When you design a custom Harmonic profile, keep one rule in mind: if you want warmth, lean on B1 / B3 / B5 / B7 / B9 (the even harmonics). If you want clarity and bite, lean on B2 / B4 / B6 / B8 (the odd harmonics). Never max everything out. A good profile is a small collection of deliberate choices — usually two or three bands pushed a little, and the rest left at zero.
Part 06Design your own profile — four starting points
The factory presets are tuned templates. Use them until you know what you like, then write your own. Here are four archetypes that cover most taste-spaces, expressed in coefficient values you can type directly into the custom editor.
The “Polite and warm” profile All-even
B1 (H2) +1800 — warmth B2 (H3) 0 B3 (H4) +600 — a touch more roundness B4 (H5) 0 B5 (H6) +200 B6 (H7) 0 B7 (H8) 0 B8 (H9) 0 B9 (H10) 0
The “Cutting edge” profile All-odd
B1 (H2) 0 B2 (H3) +2200 — edge B3 (H4) 0 B4 (H5) +800 B5 (H6) 0 B6 (H7) +300 B7 (H8) 0 B8 (H9) +150 B9 (H10) 0
The “Tube amp impression” profile Even-dominant + hint of odd
B1 (H2) +3200 — dominant warmth B2 (H3) +500 — small amount of odd to keep it from feeling muffled B3 (H4) +1400 B4 (H5) 0 B5 (H6) +400 B6 (H7) 0 B7 (H8) +100 B8 (H9) 0 B9 (H10) 0
The “Clean studio reference” profile Near-linear
B1 (H2) +200 B2 (H3) -150 — suppress a touch of inherent 3rd-harmonic B3 (H4) 0 B4 (H5) -80 B5 (H6) 0 B6 (H7) 0 B7 (H8) 0 B8 (H9) 0 B9 (H10) 0
Part 11A/B test — trust your ears, not your eyes
When you are designing a Harmonic profile, you are looking at nine sliders and reading numbers. Numbers lie. Your ears do not. The A/B button on the create-profile screen exists for one reason: to make the act of looking at numbers irrelevant for a moment, so you can decide whether the sound you just dialled in is actually better than no Harmonic at all.

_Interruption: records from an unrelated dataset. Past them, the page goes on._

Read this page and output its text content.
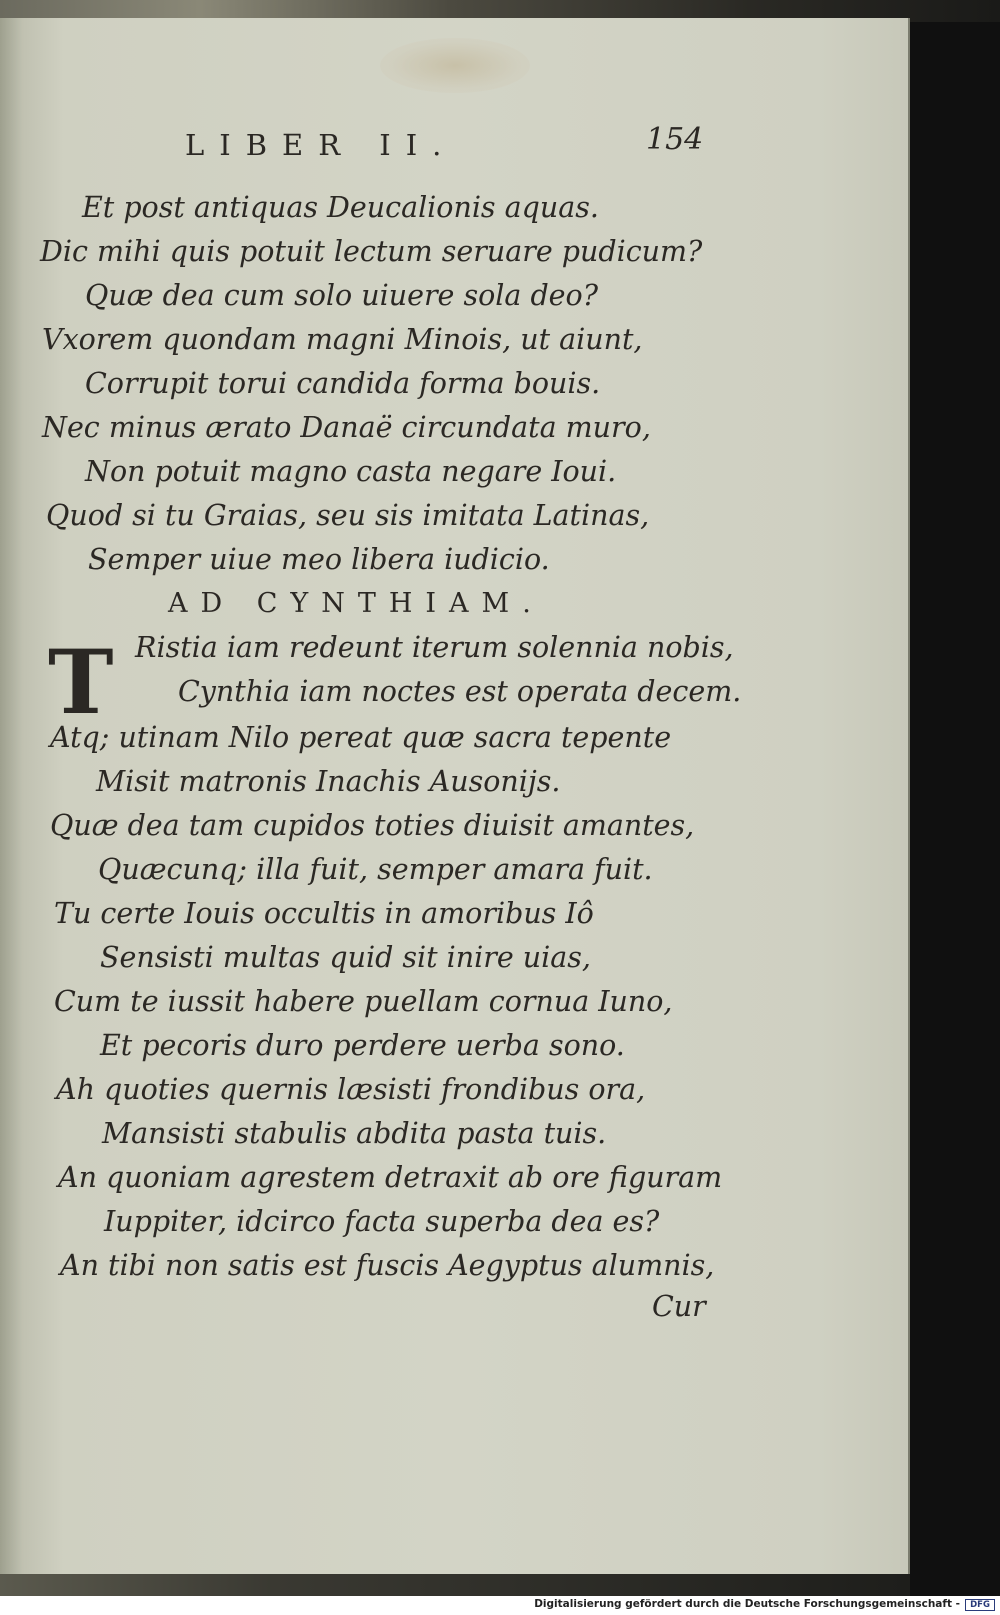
LIBER II.	154
Et post antiquas Deucalionis aquas.
Dic mihi quis potuit lectum seruare pudicum?
Quæ dea cum solo uiuere sola deo?
Vxorem quondam magni Minois, ut aiunt,
Corrupit torui candida forma bouis.
Nec minus ærato Danaë circundata muro,
Non potuit magno casta negare Ioui.
Quod si tu Graias, seu sis imitata Latinas,
Semper uiue meo libera iudicio.
AD CYNTHIAM.
T Ristia iam redeunt iterum solennia nobis,
Cynthia iam noctes est operata decem.
Atq; utinam Nilo pereat quæ sacra tepente
Misit matronis Inachis Ausonijs.
Quæ dea tam cupidos toties diuisit amantes,
Quæcunq; illa fuit, semper amara fuit.
Tu certe Iouis occultis in amoribus Iô
Sensisti multas quid sit inire uias,
Cum te iussit habere puellam cornua Iuno,
Et pecoris duro perdere uerba sono.
Ah quoties quernis læsisti frondibus ora,
Mansisti stabulis abdita pasta tuis.
An quoniam agrestem detraxit ab ore figuram
Iuppiter, idcirco facta superba dea es?
An tibi non satis est fuscis Aegyptus alumnis,
Cur
Digitalisierung gefördert durch die Deutsche Forschungsgemeinschaft -	DFG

How it works. Press A/B and the FPGA instantly drops every band to zero — flat, untouched, the same signal a $50 USB DAC would output. The button label changes to A · OFF to remind you that you are now hearing the reference. Press it again and your tuned profile snaps back. The switch happens in about 5 milliseconds at the silicon level; there is no fade, no skip, no click. You can flip back and forth in the middle of a vocal phrase and the only thing that changes is the colour of the sound.
Why it matters. Human hearing has remarkable short-term memory for tonal balance — about three to five seconds before the impression fades and your ears start adapting to whatever they are hearing now. Any A/B test that takes longer than that is no longer comparing two sounds; it is comparing one sound to a memory of another. A/B mode collapses the gap to nothing, so your decision is made on what you actually hear, not on what you think you remember hearing.
While A/B is on, the sliders are locked. This is deliberate. If you could keep editing the profile while comparing it to OFF, you would never know whether the change you just made was an improvement — you would only know that something sounds different. Lock the profile, decide whether your tuning beats flat, then turn A/B off and refine. Repeat until A wins consistently. That is when you save.
A/B test is, in our opinion, the single most important button on the create-profile screen. Use it often. Trust it more than the numbers.